Um unsere Resilienz und Unabhängigkeit mittel- bis langfristig zu stärken, muss die EU digitale Souveränität erreichen, Datenschutz konsequent durchsetzen und einen anderen Umgang mit den Tech-Giganten finden. Während die EU mehr Waren in die USA exportiert als von dort importiert, sind die Rollen bei Dienstleistungen umgekehrt. Europäische Unternehmen transferieren durch den Kauf von Cloud- und Softwarediensten jährlich schätzungsweise 264 Milliarden Euro in die USA. Dies stellt ein Sicherheitsrisiko dar und kostet die EU-Wirtschaft Arbeitsplätze und Wachstum. Diese digitale Abhängigkeit untergräbt auch zentrale Werte der EU - wie Demokratie, Transparenz, Datenschutz und fairen Wettbewerb. Viele der großen Technologieunternehmen wie Google, Amazon, Facebook und Microsoft wurden wiederholt wegen wettbewerbswidrigen Verhaltens sowie der illegalen Erhebung und Verwendung personenbezogener Daten von Bürgern und Arbeitnehmern mit Geldstrafen belegt. Die EU täte gut daran, mehr strategische Autonomie auf entscheidenden Ebenen der Technologieentwicklung -etwa bei Cloud-Diensten - aufzubauen. Sie verfügt über die Mittel, um gezielt in die digitale Infrastruktur zu investieren. Das würde Europas Fähigkeit zu autonomem Handeln stärken und zugleich das wirtschaftliche Wachstum fördern.

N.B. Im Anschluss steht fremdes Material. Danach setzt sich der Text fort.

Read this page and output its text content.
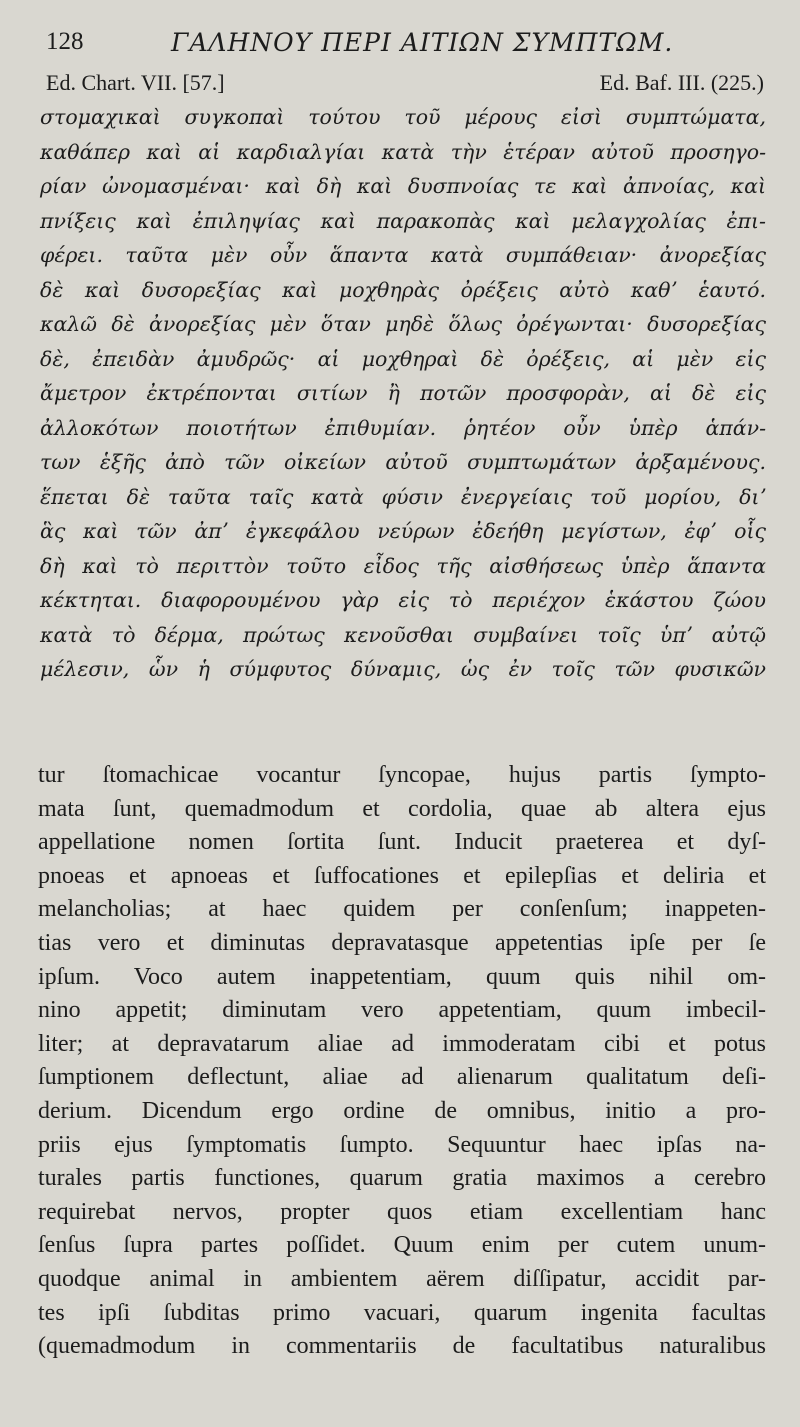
128	ΓΑΛΗΝΟΥ ΠΕΡΙ ΑΙΤΙΩΝ ΣΥΜΠΤΩΜ.
Ed. Chart. VII. [57.]	Ed. Baf. III. (225.)
στομαχικαὶ συγκοπαὶ τούτου τοῦ μέρους εἰσὶ συμπτώματα,
καθάπερ καὶ αἱ καρδιαλγίαι κατὰ τὴν ἑτέραν αὐτοῦ προσηγο-
ρίαν ὠνομασμέναι· καὶ δὴ καὶ δυσπνοίας τε καὶ ἀπνοίας, καὶ
πνίξεις καὶ ἐπιληψίας καὶ παρακοπὰς καὶ μελαγχολίας ἐπι-
φέρει. ταῦτα μὲν οὖν ἅπαντα κατὰ συμπάθειαν· ἀνορεξίας
δὲ καὶ δυσορεξίας καὶ μοχθηρὰς ὀρέξεις αὐτὸ καθʼ ἑαυτό.
καλῶ δὲ ἀνορεξίας μὲν ὅταν μηδὲ ὅλως ὀρέγωνται· δυσορεξίας
δὲ, ἐπειδὰν ἀμυδρῶς· αἱ μοχθηραὶ δὲ ὀρέξεις, αἱ μὲν εἰς
ἄμετρον ἐκτρέπονται σιτίων ἢ ποτῶν προσφορὰν, αἱ δὲ εἰς
ἀλλοκότων ποιοτήτων ἐπιθυμίαν. ῥητέον οὖν ὑπὲρ ἁπάν-
των ἑξῆς ἀπὸ τῶν οἰκείων αὐτοῦ συμπτωμάτων ἀρξαμένους.
ἕπεται δὲ ταῦτα ταῖς κατὰ φύσιν ἐνεργείαις τοῦ μορίου, διʼ
ἃς καὶ τῶν ἀπʼ ἐγκεφάλου νεύρων ἐδεήθη μεγίστων, ἐφʼ οἷς
δὴ καὶ τὸ περιττὸν τοῦτο εἶδος τῆς αἰσθήσεως ὑπὲρ ἅπαντα
κέκτηται. διαφορουμένου γὰρ εἰς τὸ περιέχον ἑκάστου ζώου
κατὰ τὸ δέρμα, πρώτως κενοῦσθαι συμβαίνει τοῖς ὑπʼ αὐτῷ
μέλεσιν, ὧν ἡ σύμφυτος δύναμις, ὡς ἐν τοῖς τῶν φυσικῶν
tur ſtomachicae vocantur ſyncopae, hujus partis ſympto-
mata ſunt, quemadmodum et cordolia, quae ab altera ejus
appellatione nomen ſortita ſunt. Inducit praeterea et dyſ-
pnoeas et apnoeas et ſuffocationes et epilepſias et deliria et
melancholias; at haec quidem per conſenſum; inappeten-
tias vero et diminutas depravatasque appetentias ipſe per ſe
ipſum. Voco autem inappetentiam, quum quis nihil om-
nino appetit; diminutam vero appetentiam, quum imbecil-
liter; at depravatarum aliae ad immoderatam cibi et potus
ſumptionem deflectunt, aliae ad alienarum qualitatum deſi-
derium. Dicendum ergo ordine de omnibus, initio a pro-
priis ejus ſymptomatis ſumpto. Sequuntur haec ipſas na-
turales partis functiones, quarum gratia maximos a cerebro
requirebat nervos, propter quos etiam excellentiam hanc
ſenſus ſupra partes poſſidet. Quum enim per cutem unum-
quodque animal in ambientem aërem diſſipatur, accidit par-
tes ipſi ſubditas primo vacuari, quarum ingenita facultas
(quemadmodum in commentariis de facultatibus naturalibus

Ja, wir müssen uns vor aggressiven handelspolitischen Taktiken der USA schützen und den USA deutlich machen, dass die EU keine Bedrohung für die USA darstellt. Vor allem müssen wir uns auf unsere eigene Stärke besinnen. Dies erfordert eine bessere Koordinierung innerhalb der EU, eine größere Akzeptanz von staatlichen Beihilfen und eine aktive Industriepolitik. Die EU sollte ihre industrielle Basis schützen und gezielt stärken. Darüber hinaus sollte die EU die Handelsintegration zwischen den Mitgliedstaaten weiter vertiefen, um unabhängiger von globalen Handelsströmen zu werden. So könnte aus den Angriffen eine stärkere Europäische Union erwachsen.
Knut Dethlefsen leitet das Kompetenzzentrum Zukunft der Arbeit der Friedrich-Ebert-Stiftung in Brüssel. Zuvor leitete er die Büros der FES in Washington, D.C, Warschau, Ost-Jerusalem und Shanghai.